People are infected with malaria from parasites inside mosquitoes
Parasites ensure the spread of malaria by being able to produce more sons than daughters when conditions are difficult, a new study has found.
Edinburgh university scientists said their discovery could give clues in the fight to stop the disease spreading.
Determining when the parasites are likely to favour producing one sex over the other could assist the development of anti-malarial drugs and vaccines.
Parasites have to produce offspring inside a mosquito to transmit malaria.
Parasites, which are sucked up into a mosquito from infected blood while it is having a meal, have 20 minutes to reproduce.
The female single-celled organism turns into an egg and the male splits up into eight sperm.
However, when conditions are unfavourable inside the mosquito's gut, parasites adjust their production of males and females to maximise their reproduction.
The parasite offspring then move to the mouth of the mosquito and when it next takes a meal they are injected into the next human via its saliva.

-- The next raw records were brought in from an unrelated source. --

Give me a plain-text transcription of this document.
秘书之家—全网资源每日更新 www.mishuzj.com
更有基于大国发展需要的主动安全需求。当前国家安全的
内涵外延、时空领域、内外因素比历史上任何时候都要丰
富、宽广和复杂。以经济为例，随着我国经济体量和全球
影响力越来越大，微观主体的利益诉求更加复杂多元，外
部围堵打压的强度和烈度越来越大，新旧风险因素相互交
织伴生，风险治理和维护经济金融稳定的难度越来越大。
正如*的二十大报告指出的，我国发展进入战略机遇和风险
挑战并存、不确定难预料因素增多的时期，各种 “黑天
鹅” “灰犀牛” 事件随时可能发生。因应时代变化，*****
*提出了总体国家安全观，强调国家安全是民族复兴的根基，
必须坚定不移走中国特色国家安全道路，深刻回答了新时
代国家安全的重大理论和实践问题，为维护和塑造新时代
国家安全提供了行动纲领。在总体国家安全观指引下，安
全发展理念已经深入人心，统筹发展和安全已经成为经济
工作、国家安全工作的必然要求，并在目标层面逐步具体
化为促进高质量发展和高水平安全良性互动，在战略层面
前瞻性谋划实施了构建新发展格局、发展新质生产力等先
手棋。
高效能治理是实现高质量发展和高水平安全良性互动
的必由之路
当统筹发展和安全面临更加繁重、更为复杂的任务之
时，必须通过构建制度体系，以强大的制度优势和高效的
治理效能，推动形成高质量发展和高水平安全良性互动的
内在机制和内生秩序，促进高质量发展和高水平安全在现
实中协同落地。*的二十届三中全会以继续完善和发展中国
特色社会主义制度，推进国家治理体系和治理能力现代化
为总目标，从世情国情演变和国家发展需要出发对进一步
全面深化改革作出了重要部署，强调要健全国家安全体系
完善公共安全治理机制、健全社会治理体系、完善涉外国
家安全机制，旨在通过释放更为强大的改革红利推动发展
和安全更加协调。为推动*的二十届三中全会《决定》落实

The Edinburgh scientists said it showed how malaria parasites were more sophisticated than previously thought.
They can respond to changes in their social situation and environment, something that is traditionally associated with more complex animals such as insects, birds and mammals.
Usually, malaria parasites will tend to produce more daughters than sons, because all the females are expected to find a mate.
However, in harsher conditions, for example when under attack from a person's immune system, or when competition to breed is high among the parasites, it is beneficial to have more sons, to increase the overall chance of their genes being passed on.
The study, published in the journal Nature, was funded by the Natural Environment Research Council, Biotechnology and Biological Sciences Research Council and the Wellcome Trust.
Dr Sarah Reece, of the University of Edinburgh's School of Biological Sciences, who led the study, said: "We have long suspected that malaria parasites adjust their production of males and females to ensure their spread, and we have now shown that this is the case.
"We hope that by understanding the family planning strategy of these parasites, ways can be found to stop the spread of malaria."